2018年08月27日

自在吊り

      高 さ 調 整

 SANY3035.JPG先日、我家の孫が長い竹の棒を見つけ遊んでいたが、その後上の孫娘も金具の棒を見つけ、振り回していたので、危ないから私が取り上げた。
 小さい孫は直ぐに竹の棒を捨てて行ってしまったが、上の孫が「おじいちゃんこれなあに」と、私が取り上げた長い金具を指差して、不思議そうな顔をしていた。
 孫たちは床の間の隅においてあったこれを見つけて持って来たが、それが何だか知る由もなく、只遊びの道具としてもって来たに過ぎず、振り回して遊んでいたのだ。
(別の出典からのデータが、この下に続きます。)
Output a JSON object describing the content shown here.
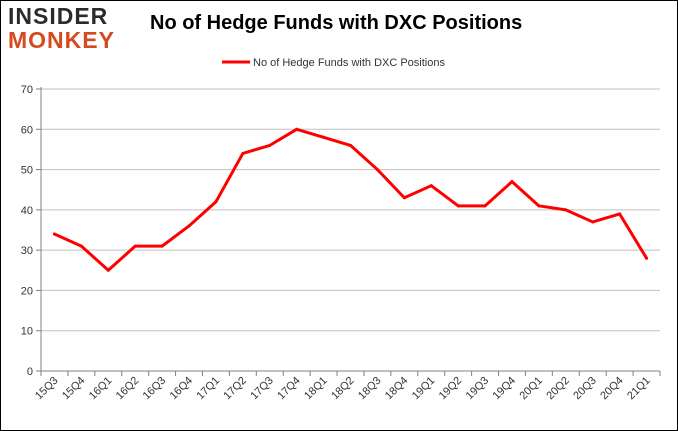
{
  "branding": {
    "logo_line1": "INSIDER",
    "logo_line2": "MONKEY"
  },
  "chart_data": {
    "type": "line",
    "title": "No of Hedge Funds with DXC Positions",
    "xlabel": "",
    "ylabel": "",
    "categories": [
      "15Q3",
      "15Q4",
      "16Q1",
      "16Q2",
      "16Q3",
      "16Q4",
      "17Q1",
      "17Q2",
      "17Q3",
      "17Q4",
      "18Q1",
      "18Q2",
      "18Q3",
      "18Q4",
      "19Q1",
      "19Q2",
      "19Q3",
      "19Q4",
      "20Q1",
      "20Q2",
      "20Q3",
      "20Q4",
      "21Q1"
    ],
    "series": [
      {
        "name": "No of Hedge Funds with DXC Positions",
        "color": "#ff0000",
        "values": [
          34,
          31,
          25,
          31,
          31,
          36,
          42,
          54,
          56,
          60,
          58,
          56,
          50,
          43,
          46,
          41,
          41,
          47,
          41,
          40,
          37,
          39,
          28
        ]
      }
    ],
    "ylim": [
      0,
      70
    ],
    "yticks": [
      0,
      10,
      20,
      30,
      40,
      50,
      60,
      70
    ],
    "grid": true,
    "legend": "top-center"
  }
}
 孫たちが見つけて遊んでいた物は、床の間の掛け軸に使用するもの、通称「自在」と呼ばれている物、床の間の掛け軸を掛けるときに使う道具。
 高さが自由に変えられるように、竹製で金具が上下する仕掛けになっているもの、もう1つは金属製の金具で、これも自由に上下するもの、上の孫が持っていたものは金属製のもの。
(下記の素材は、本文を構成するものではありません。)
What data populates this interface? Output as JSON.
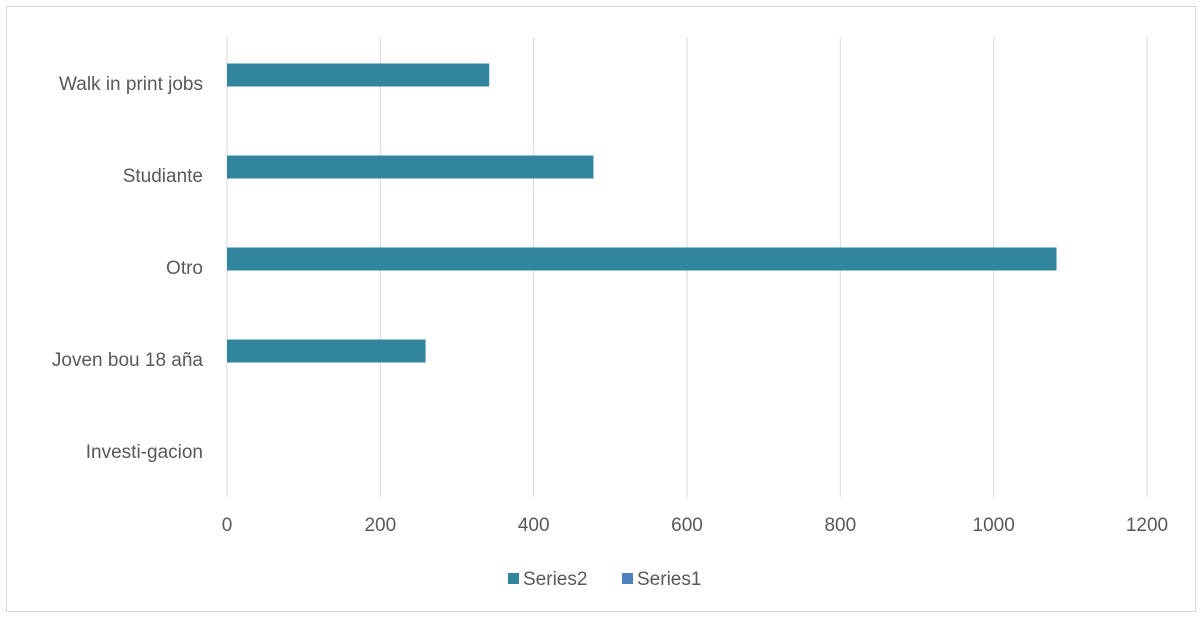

 この金属製のものは現在主流になっている由、竹製の物は便利さと値段の高さで金属製に負けている由、孫は金属製で伸び縮みがスムーズな物を不思議に思っていたらしい。

SANY3030.JPG 何故伸びちじみする事が理解できなくて、その上穴だらけであり、やっぱり不思議でならない様子、言葉で言っても理解できないと思い、掛け軸を掛けて見せれば、「何だ、そんな事する物なのか」と目を丸くした。
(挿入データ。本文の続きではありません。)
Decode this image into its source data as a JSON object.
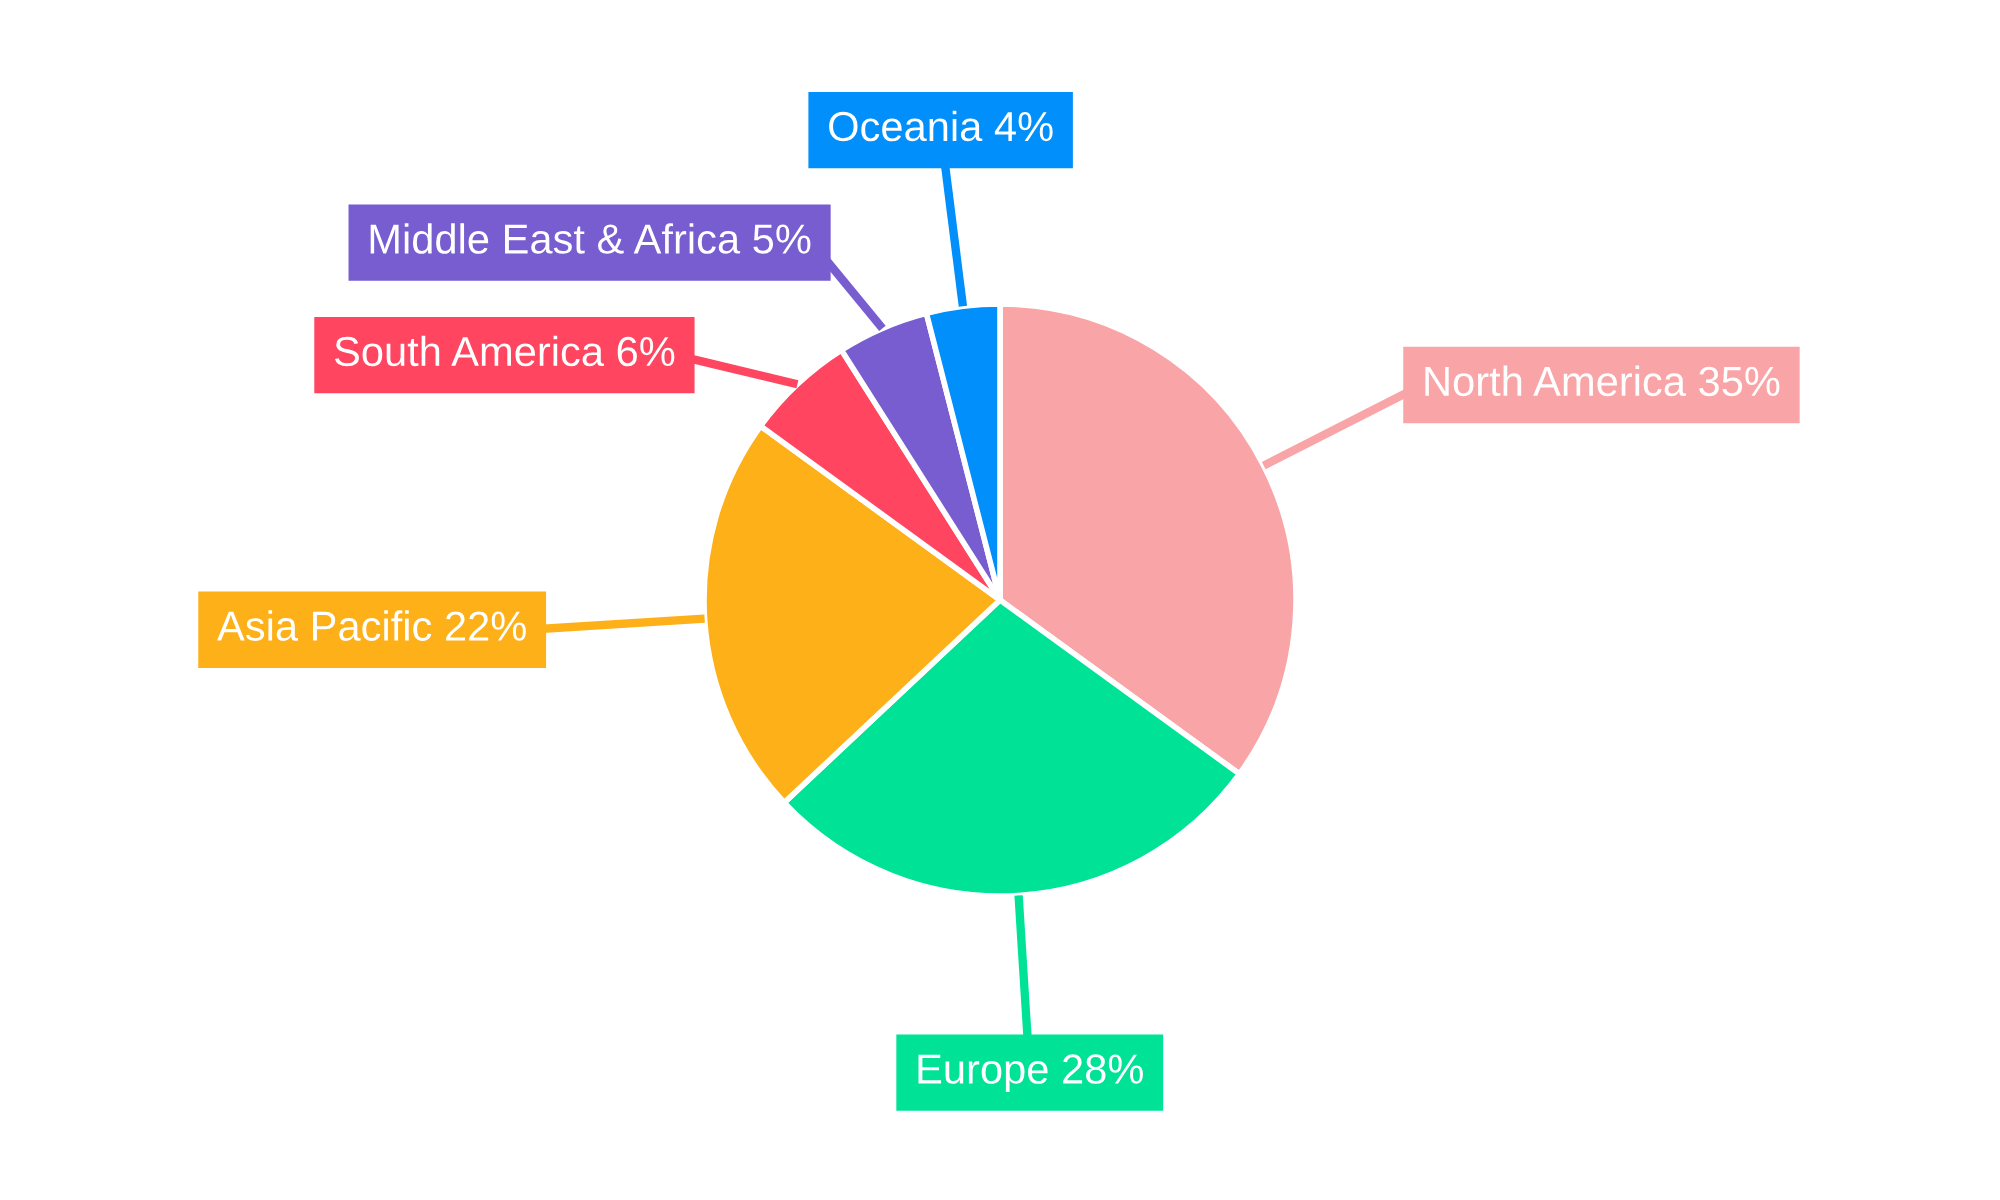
{
  "chart_data": {
    "type": "pie",
    "categories": [
      "North America",
      "Europe",
      "Asia Pacific",
      "South America",
      "Middle East & Africa",
      "Oceania"
    ],
    "values": [
      35,
      28,
      22,
      6,
      5,
      4
    ],
    "value_labels": [
      "35%",
      "28%",
      "22%",
      "6%",
      "5%",
      "4%"
    ],
    "colors": [
      "#f9a5a8",
      "#00e396",
      "#feb019",
      "#ff4560",
      "#775dd0",
      "#008ffb"
    ],
    "legend": false
  }
}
 現在の家庭では、余り使わなくなってしまった掛け軸、四季折々先立って床の間に飾った物だが、今は床の間も無くなってしまい、子供たちが見る機会も無くなった。
 当然、それが何だかも分かろうはずも無いが、実際に見せてやれば、「何だ、分かった」と直ぐに覚えるものなのだが、それも見る機会も無くなってしまったようだ。
 我家の孫も、其れ以来この自在を見ると、「おじいちゃん、これあそこに掛けるものだよね」と指差して示すようになり、一つ大人になったように思えた。